If we wish to be taken seriously as a nation in the 21st century we must be able to fulfil our international obligations in today’s global economy. All of us, as citizens. Not just politicians in government and opposition. Accountants too, lawyers, regulators, notaries, the police, the media, prosecutors, magistrates and judges.

All of us, the whole of society must practise a public morality that makes us law-abiding and behave ethically, not only in name.

As long as we were a small economy and without extensive and deep links to the global economy and the movement of money, the rest of the world didn’t bother about our wheeling dealing, when it came to the black economy, corruption and tax evasion as we were mainly hurting ourselves.

But ever since we started taking part in the global economy we have become risky for others and, especially, with the level of scrutiny on money laundering and the financing of terrorism that was introduced after the Twin Towers September 11 attacks and becoming members of the EU, the regulatory framework under which we have to operate changed and will continue to change.

The whole of society must practise a public morality that makes us law abiding and behave ethically, not only in name- Evarist Bartolo

As a people we need to undergo a cultural change to rise to European and global standards.

It will be a relief when in the foreseeable future we are taken off the grey list and no longer considered to be risky for investment and financial services.
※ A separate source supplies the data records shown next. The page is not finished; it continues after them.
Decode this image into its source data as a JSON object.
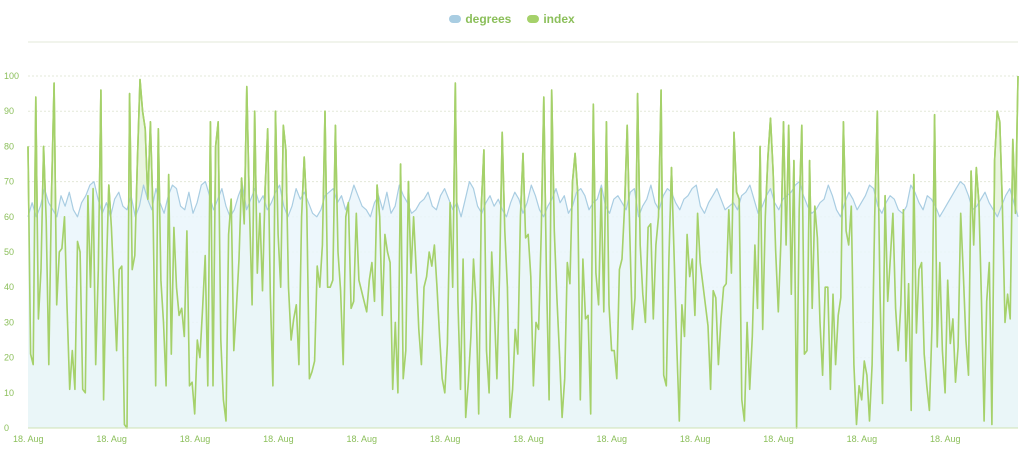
{
  "chart_data": {
    "type": "area",
    "title": "",
    "xlabel": "",
    "ylabel": "",
    "ylim": [
      0,
      100
    ],
    "y_ticks": [
      0,
      10,
      20,
      30,
      40,
      50,
      60,
      70,
      80,
      90,
      100
    ],
    "x_tick_labels": [
      "18. Aug",
      "18. Aug",
      "18. Aug",
      "18. Aug",
      "18. Aug",
      "18. Aug",
      "18. Aug",
      "18. Aug",
      "18. Aug",
      "18. Aug",
      "18. Aug",
      "18. Aug"
    ],
    "colors": {
      "degrees": "#a9cde2",
      "degrees_fill": "#eaf6fb",
      "index": "#a5d16a",
      "index_fill": "#e6f3da",
      "label": "#8bbf5a",
      "grid": "#e3e8d8"
    },
    "series": [
      {
        "name": "degrees",
        "values": [
          60,
          64,
          60,
          63,
          68,
          64,
          62,
          60,
          66,
          63,
          67,
          62,
          60,
          64,
          66,
          69,
          70,
          65,
          61,
          64,
          60,
          65,
          67,
          63,
          62,
          66,
          60,
          63,
          69,
          65,
          62,
          68,
          64,
          61,
          66,
          69,
          68,
          63,
          62,
          67,
          61,
          64,
          69,
          70,
          66,
          62,
          65,
          68,
          63,
          60,
          62,
          66,
          69,
          62,
          65,
          68,
          64,
          66,
          62,
          64,
          67,
          69,
          63,
          60,
          63,
          68,
          65,
          67,
          64,
          61,
          60,
          62,
          66,
          67,
          68,
          64,
          66,
          62,
          65,
          69,
          66,
          63,
          62,
          60,
          64,
          66,
          62,
          67,
          61,
          63,
          69,
          66,
          64,
          61,
          62,
          64,
          65,
          67,
          63,
          62,
          66,
          68,
          65,
          62,
          64,
          60,
          65,
          70,
          68,
          63,
          61,
          64,
          66,
          63,
          65,
          62,
          60,
          64,
          67,
          65,
          61,
          64,
          69,
          66,
          62,
          60,
          63,
          65,
          68,
          64,
          66,
          61,
          63,
          67,
          68,
          66,
          62,
          64,
          65,
          69,
          63,
          61,
          65,
          66,
          64,
          62,
          67,
          68,
          60,
          63,
          65,
          69,
          64,
          62,
          66,
          68,
          67,
          64,
          62,
          65,
          66,
          68,
          69,
          63,
          61,
          64,
          66,
          68,
          65,
          62,
          63,
          64,
          62,
          66,
          67,
          69,
          65,
          61,
          63,
          66,
          68,
          64,
          62,
          65,
          66,
          67,
          69,
          70,
          66,
          63,
          61,
          62,
          64,
          65,
          69,
          66,
          62,
          60,
          64,
          67,
          65,
          62,
          64,
          66,
          69,
          68,
          63,
          61,
          64,
          66,
          65,
          62,
          61,
          63,
          69,
          67,
          64,
          62,
          66,
          65,
          63,
          60,
          62,
          64,
          66,
          68,
          70,
          69,
          66,
          62,
          63,
          65,
          67,
          64,
          62,
          60,
          63,
          66,
          68,
          64,
          60
        ],
        "color": "#a9cde2"
      },
      {
        "name": "index",
        "values": [
          80,
          21,
          18,
          94,
          31,
          45,
          80,
          59,
          18,
          65,
          98,
          35,
          50,
          51,
          60,
          34,
          11,
          22,
          11,
          53,
          50,
          11,
          10,
          66,
          40,
          68,
          18,
          45,
          96,
          8,
          43,
          69,
          57,
          40,
          22,
          45,
          46,
          1,
          0,
          95,
          45,
          49,
          76,
          99,
          90,
          85,
          65,
          87,
          60,
          12,
          85,
          42,
          30,
          12,
          72,
          21,
          57,
          40,
          32,
          34,
          26,
          56,
          12,
          13,
          4,
          25,
          20,
          34,
          49,
          12,
          87,
          12,
          80,
          87,
          25,
          8,
          2,
          55,
          65,
          22,
          34,
          48,
          71,
          58,
          97,
          63,
          35,
          90,
          44,
          61,
          39,
          68,
          85,
          38,
          12,
          90,
          55,
          40,
          86,
          79,
          40,
          25,
          31,
          35,
          18,
          60,
          77,
          62,
          14,
          16,
          19,
          46,
          40,
          52,
          90,
          40,
          40,
          42,
          86,
          50,
          39,
          18,
          60,
          64,
          34,
          36,
          61,
          42,
          39,
          36,
          33,
          42,
          47,
          36,
          69,
          60,
          32,
          55,
          50,
          47,
          11,
          30,
          10,
          75,
          14,
          22,
          70,
          44,
          60,
          45,
          28,
          18,
          40,
          43,
          50,
          46,
          52,
          40,
          26,
          14,
          10,
          24,
          64,
          40,
          98,
          36,
          11,
          48,
          3,
          13,
          26,
          48,
          35,
          4,
          63,
          79,
          22,
          10,
          50,
          34,
          14,
          44,
          84,
          56,
          40,
          3,
          11,
          28,
          21,
          60,
          78,
          54,
          55,
          43,
          12,
          30,
          28,
          55,
          94,
          44,
          8,
          96,
          56,
          37,
          21,
          3,
          14,
          47,
          41,
          70,
          78,
          67,
          8,
          48,
          31,
          32,
          4,
          92,
          44,
          35,
          68,
          33,
          87,
          35,
          22,
          22,
          14,
          45,
          48,
          63,
          86,
          55,
          28,
          37,
          95,
          52,
          38,
          30,
          57,
          58,
          31,
          52,
          60,
          96,
          15,
          12,
          48,
          74,
          49,
          24,
          2,
          35,
          26,
          55,
          43,
          48,
          32,
          61,
          47,
          41,
          35,
          29,
          11,
          39,
          37,
          18,
          31,
          40,
          41,
          62,
          44,
          84,
          67,
          65,
          8,
          2,
          30,
          11,
          26,
          52,
          34,
          80,
          28,
          60,
          77,
          88,
          73,
          50,
          33,
          53,
          87,
          52,
          86,
          38,
          76,
          0,
          62,
          86,
          21,
          22,
          76,
          34,
          63,
          54,
          30,
          15,
          40,
          40,
          11,
          38,
          18,
          32,
          37,
          87,
          56,
          52,
          63,
          18,
          1,
          12,
          8,
          19,
          15,
          2,
          18,
          60,
          90,
          40,
          7,
          66,
          36,
          48,
          61,
          34,
          22,
          35,
          62,
          19,
          41,
          5,
          72,
          27,
          45,
          47,
          21,
          12,
          5,
          29,
          89,
          23,
          47,
          22,
          10,
          42,
          24,
          31,
          13,
          23,
          61,
          44,
          25,
          15,
          73,
          52,
          74,
          64,
          36,
          2,
          36,
          47,
          1,
          76,
          90,
          87,
          63,
          30,
          38,
          31,
          82,
          61,
          100
        ],
        "color": "#a5d16a"
      }
    ]
  }
}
But that does not mean that once we come off the grey list we should relax and let go.  If we do that, we will be doing much greater damage to our country.
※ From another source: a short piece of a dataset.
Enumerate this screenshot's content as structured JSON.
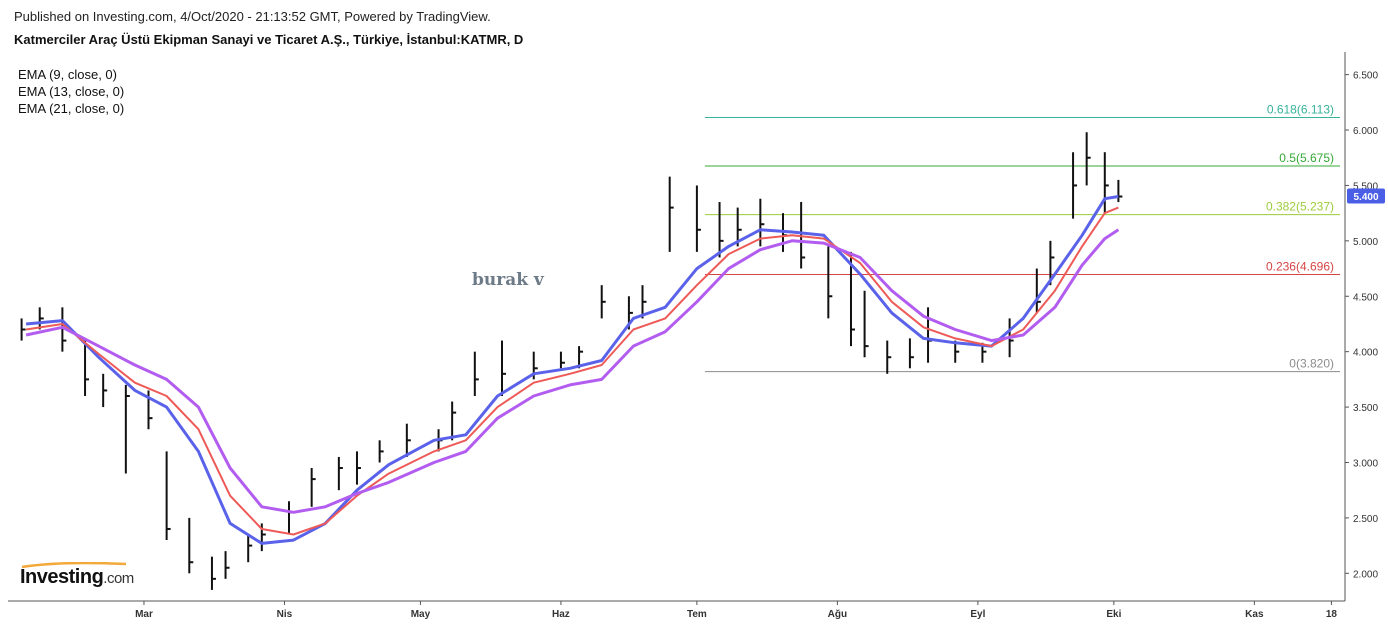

It is in our national interest not to let our country be abused by those, locally and overseas, who want to launder their dirty money through Malta. Small countries like ours are often branded as the worst sinners and abetting international organised economic crime.

It was so refreshing last December at the Summit for Democracy to hear US Treasury Secretary Janet Yellen, honestly admitting: “…  right now, the best place to hide and launder ill-gotten gains is actually the US. And that’s because of the way we allow people to establish shell companies.”

She also said: “In the popular imagination, the money laundering capitals of the world are small countries with histories of loose and secretive financial laws.”

“The US financial system is the backbone of the world economy. Enormous amounts of illicit funds can pass through – or land – in our markets…There are far too many financial shadows in America that give corruption cover. We need to throw a spotlight on them and that is what we are doing through many of the measures that are part of the government’s holistic strategy to combat corruption ...”

Yellen spoke of the need for the US to lead by example: “If we want free institutions to thrive the world over, then,  first, we must model what they look like at home.”

We look forward to all the major countries setting a good example to small countries like ours. So far, the most vociferous ones about the need to combat international economic crime have been putting into practice the maxim: “Do as I say not as I do.”